Discovering when the best time to make some sacred time for ourselves is a journey in itself. Some of us find that we are more available in the mornings, before the daily activities pull us into active minds and bodies. Others find that it is more convenient and we are more available in the evenings after the busyness of the day. Finding this time is part of the exploration of discovering who we are--our preferences, our best times, our body's needs. A really important inquiry!
The following questions may help you discover this time:
- When am I most active in the day?
- When is my mind naturally the calmest?
- When is my household most quiet?
- When can I fit my practice into my schedule?
For those of us with flexible schedules or schedules that are always changing, I've found that "backcasting" works the best. I allow myself 3 hours for my morning routine and travel time. So, if my first appointment is at 9:00am, I backcast from there and awake at 6:00am to begin my day. My routine includes a period of physical movement (yoga, qi gong, etc.) and sitting meditation, plus the usual cleansing, eating, dressing and preparing for the day. (I try to follow an Ayurvedic routine to keep my Vata dosha balanced.) So, regardless of what time I have to be somewhere, I allow myself this 3-hour window to touch in with the sacred.
Three hours?! Yes! My experience has shown that taking this time in the morning at an unhurried pace grounds me and sets the tone and my intention for the rest of my day. If I miss this period in the morning, I'm spending a lot of the day in a harried and scattered way. Not worth it!
The biggest challenge comes when I'm traveling and it isn't feasible for this routine to work. I can maybe go a few days out of routine before the effects are really disturbing and when they are, I find the time as soon as possible in my travel day to rest, pray and meditate--re-grounding when I'm flighty--sometimes literally.
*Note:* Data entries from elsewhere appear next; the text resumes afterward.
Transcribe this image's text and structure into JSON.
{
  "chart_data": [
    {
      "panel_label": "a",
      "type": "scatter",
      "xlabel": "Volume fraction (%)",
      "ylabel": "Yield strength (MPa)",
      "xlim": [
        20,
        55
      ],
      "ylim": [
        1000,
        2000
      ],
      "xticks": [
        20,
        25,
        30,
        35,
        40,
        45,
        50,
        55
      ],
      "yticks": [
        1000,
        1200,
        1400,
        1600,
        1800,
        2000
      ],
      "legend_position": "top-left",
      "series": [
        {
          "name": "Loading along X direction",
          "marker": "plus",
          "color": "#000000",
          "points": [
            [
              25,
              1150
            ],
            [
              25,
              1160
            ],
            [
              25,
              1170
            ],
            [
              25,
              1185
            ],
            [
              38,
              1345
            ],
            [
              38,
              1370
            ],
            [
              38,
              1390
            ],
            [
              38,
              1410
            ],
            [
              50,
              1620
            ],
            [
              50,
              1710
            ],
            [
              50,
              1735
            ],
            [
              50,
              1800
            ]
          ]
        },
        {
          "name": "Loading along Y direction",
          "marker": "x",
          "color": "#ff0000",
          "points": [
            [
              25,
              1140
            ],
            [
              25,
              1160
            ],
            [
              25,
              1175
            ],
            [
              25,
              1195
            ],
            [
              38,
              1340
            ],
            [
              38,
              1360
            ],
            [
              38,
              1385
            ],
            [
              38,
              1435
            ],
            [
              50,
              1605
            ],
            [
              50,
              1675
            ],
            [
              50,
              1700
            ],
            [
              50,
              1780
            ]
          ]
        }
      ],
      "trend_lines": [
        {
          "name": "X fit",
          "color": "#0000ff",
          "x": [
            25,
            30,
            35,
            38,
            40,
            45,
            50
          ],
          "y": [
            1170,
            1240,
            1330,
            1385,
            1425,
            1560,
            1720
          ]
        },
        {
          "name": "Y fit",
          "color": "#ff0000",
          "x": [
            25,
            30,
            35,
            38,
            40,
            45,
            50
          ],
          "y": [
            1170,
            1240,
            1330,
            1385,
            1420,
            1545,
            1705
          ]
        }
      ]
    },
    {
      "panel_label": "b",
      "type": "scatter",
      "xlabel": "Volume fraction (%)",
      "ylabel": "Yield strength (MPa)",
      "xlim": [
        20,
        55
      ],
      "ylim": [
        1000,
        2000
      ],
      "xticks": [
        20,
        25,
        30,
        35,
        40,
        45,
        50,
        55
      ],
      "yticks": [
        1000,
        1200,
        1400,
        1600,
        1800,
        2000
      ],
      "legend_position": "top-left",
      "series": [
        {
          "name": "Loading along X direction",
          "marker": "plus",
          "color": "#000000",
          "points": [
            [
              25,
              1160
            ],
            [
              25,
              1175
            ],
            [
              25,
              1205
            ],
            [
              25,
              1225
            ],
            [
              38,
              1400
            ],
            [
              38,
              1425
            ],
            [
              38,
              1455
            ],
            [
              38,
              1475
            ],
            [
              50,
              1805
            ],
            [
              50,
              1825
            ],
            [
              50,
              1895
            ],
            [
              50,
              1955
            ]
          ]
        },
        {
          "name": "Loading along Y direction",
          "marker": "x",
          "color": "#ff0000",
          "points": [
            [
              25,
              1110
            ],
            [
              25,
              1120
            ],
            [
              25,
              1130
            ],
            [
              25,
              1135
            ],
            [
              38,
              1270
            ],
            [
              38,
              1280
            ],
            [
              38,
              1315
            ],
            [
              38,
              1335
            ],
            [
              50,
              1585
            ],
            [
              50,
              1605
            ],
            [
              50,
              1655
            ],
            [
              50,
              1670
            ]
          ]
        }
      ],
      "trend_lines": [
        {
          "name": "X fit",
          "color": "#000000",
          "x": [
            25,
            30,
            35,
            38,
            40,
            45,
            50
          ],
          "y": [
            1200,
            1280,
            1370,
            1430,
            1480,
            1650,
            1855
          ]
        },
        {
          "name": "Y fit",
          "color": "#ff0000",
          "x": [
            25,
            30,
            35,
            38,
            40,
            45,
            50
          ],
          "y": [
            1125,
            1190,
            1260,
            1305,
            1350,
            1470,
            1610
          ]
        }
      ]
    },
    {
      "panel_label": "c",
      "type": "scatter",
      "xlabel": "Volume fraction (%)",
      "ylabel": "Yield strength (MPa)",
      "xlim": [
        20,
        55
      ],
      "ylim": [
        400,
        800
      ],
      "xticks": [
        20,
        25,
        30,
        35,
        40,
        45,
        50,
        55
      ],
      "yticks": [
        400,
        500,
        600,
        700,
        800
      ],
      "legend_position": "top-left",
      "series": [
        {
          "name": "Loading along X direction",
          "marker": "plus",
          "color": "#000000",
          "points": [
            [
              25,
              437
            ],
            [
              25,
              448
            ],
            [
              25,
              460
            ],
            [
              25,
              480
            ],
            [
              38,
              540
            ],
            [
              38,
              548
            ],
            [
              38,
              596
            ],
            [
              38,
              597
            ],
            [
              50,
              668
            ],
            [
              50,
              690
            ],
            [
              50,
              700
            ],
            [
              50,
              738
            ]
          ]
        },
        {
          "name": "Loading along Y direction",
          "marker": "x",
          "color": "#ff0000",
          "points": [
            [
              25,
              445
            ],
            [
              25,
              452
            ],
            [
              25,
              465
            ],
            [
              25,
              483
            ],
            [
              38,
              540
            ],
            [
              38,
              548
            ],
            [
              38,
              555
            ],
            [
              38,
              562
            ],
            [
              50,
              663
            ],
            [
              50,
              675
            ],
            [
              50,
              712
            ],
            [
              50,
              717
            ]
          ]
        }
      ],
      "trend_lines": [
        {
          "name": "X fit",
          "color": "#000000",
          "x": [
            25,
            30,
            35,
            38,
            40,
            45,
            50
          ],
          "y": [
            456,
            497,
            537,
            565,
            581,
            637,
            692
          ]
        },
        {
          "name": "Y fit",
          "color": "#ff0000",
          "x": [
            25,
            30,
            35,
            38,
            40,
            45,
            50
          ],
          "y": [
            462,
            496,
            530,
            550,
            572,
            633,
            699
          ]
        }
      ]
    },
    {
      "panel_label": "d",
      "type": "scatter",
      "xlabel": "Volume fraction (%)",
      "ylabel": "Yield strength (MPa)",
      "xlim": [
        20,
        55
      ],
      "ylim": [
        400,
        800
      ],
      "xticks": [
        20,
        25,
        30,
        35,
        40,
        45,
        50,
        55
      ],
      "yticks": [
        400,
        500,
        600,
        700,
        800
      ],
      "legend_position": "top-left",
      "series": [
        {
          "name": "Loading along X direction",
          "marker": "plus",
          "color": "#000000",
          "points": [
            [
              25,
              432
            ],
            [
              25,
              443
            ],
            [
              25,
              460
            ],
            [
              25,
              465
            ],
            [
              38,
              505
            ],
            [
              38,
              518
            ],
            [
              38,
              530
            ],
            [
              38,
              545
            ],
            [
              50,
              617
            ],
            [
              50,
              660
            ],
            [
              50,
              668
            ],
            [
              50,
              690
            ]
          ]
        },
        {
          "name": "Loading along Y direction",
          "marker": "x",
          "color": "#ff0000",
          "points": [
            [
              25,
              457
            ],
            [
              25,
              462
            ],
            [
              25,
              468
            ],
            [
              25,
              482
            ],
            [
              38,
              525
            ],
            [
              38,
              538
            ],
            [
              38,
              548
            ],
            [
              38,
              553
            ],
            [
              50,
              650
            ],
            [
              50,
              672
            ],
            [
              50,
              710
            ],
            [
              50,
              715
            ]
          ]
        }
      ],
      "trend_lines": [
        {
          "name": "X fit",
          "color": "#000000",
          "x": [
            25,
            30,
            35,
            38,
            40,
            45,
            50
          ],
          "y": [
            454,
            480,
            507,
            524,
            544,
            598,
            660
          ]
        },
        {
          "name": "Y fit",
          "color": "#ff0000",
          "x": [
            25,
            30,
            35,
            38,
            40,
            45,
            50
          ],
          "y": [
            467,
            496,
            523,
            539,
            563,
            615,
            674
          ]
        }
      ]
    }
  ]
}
I've also found that taking breaks midday, while challenging to remember and do, help settle and restore my clarity and intention. Sometimes it's a matter of taking 5 deep breaths, or stepping outside and resting in nature for a few moments.
The consistency in my practice does become more challenging the more varied my schedule is, but it is such an important part of my day--of my life--that I prioritize it and build it into my schedule. That is because it feels so good when doing it and it makes the rest of my day go so much better.
How about you? When is the best time in your day for your spiritual practice? How long does your practice take? What does it consist of?